The description and characterization of the sediments (Ch. 2),
the more detailed study of certain sedimentological features (Ch.
3) and the knowledge of recorded units in surrounding regions
(Ch. 4), has enabled the definition of a range of lithostratigraphic
units as well as the morfo-sedimentogenic conditions and stratigraphic
correlations outlined in Ch. 5 with the following conclusions:
- The Vale Álvaro Formation, with a maximum recorded thickness of 23 meters, is formed of
coarse conglomerates, with barely altered and rounded clasts of
mafic and ultramafic rocks from the Massifs of Bragança and Morais
over which they crop out. The conglomerates are intercalated with
red sand layers and immature marl. The <2µm mineral association
is composed of smectite and smectite+palygorskite. This formation
is originated in alluvial fans confined to narrow depressions.

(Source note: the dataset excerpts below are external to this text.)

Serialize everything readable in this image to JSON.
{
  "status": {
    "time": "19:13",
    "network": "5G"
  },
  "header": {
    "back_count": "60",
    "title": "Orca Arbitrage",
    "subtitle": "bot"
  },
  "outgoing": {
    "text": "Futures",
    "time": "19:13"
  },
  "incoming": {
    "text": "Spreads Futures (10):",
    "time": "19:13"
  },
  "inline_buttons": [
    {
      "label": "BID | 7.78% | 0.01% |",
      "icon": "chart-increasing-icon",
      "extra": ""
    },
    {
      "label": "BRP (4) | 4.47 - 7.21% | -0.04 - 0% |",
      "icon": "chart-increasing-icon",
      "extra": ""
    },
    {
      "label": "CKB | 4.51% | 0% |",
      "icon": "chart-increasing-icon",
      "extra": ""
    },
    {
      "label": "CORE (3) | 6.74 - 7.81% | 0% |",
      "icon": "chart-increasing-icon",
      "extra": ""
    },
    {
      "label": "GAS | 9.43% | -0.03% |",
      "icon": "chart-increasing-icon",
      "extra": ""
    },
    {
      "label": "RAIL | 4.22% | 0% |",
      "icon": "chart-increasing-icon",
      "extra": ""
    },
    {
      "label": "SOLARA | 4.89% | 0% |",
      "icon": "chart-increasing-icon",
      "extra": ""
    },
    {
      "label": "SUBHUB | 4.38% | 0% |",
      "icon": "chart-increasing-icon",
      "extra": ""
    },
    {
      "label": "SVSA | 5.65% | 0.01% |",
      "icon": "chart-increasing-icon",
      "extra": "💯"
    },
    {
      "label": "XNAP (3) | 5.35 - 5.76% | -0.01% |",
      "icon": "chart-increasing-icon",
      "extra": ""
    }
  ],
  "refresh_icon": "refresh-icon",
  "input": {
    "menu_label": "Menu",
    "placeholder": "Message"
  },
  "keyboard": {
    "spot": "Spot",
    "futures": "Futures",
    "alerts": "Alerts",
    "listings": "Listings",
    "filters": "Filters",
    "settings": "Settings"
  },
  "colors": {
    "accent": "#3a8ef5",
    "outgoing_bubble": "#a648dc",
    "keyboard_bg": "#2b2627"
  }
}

In Bragança, its deposition is evident in a subsident block associated
with the leftward NNE-SSW strike fault caused by the Bragança-Vilariça-Manteigas
accident in conjunction with tectonic movements which could be
related to the Pyrenean phase. These formations occurred under
semi-arid climatic conditions, possibly during the Oligocene.
- The Bragança Formation, with a maximum thickness of 80 meters, fills incised-valleys
and developed as an erosive response to tectonic impulses and
the subsequent rise relative to the mountainous areas dating from
the middle Tortonian. A series of intramountainous depressions
were formed as a result of these movements, with drainage occurring
in the direction of these depressions which were filled with immature
sediments. Within the Bragança Formation, two members can be distinguished.
The lower Castro Member, fining-upward, is formed by conglomerates
at the base which correspond to the channel lags, below gravel-sandy
sediments which suggest a fluvial braided model with low sinuosity
and incised-valleys. Towards the top, fine sediment predominates,
with dominant smectites. The upper Atalaia Member has a gravel-sand
composition and corresponds to a succession of episodes in a fluvial
braided model with low sinuosity and with momentary transitions
to a more sinuous style. The Bragança Formation suggests temperate
to warm conditions with one particularly rainy season. Characterization
and correlation with other units support the hypothesis of an
upper Tortonian to lower Messinian age for the Castro Member and
upper Messinian to Zanclean for the Atalaia Member.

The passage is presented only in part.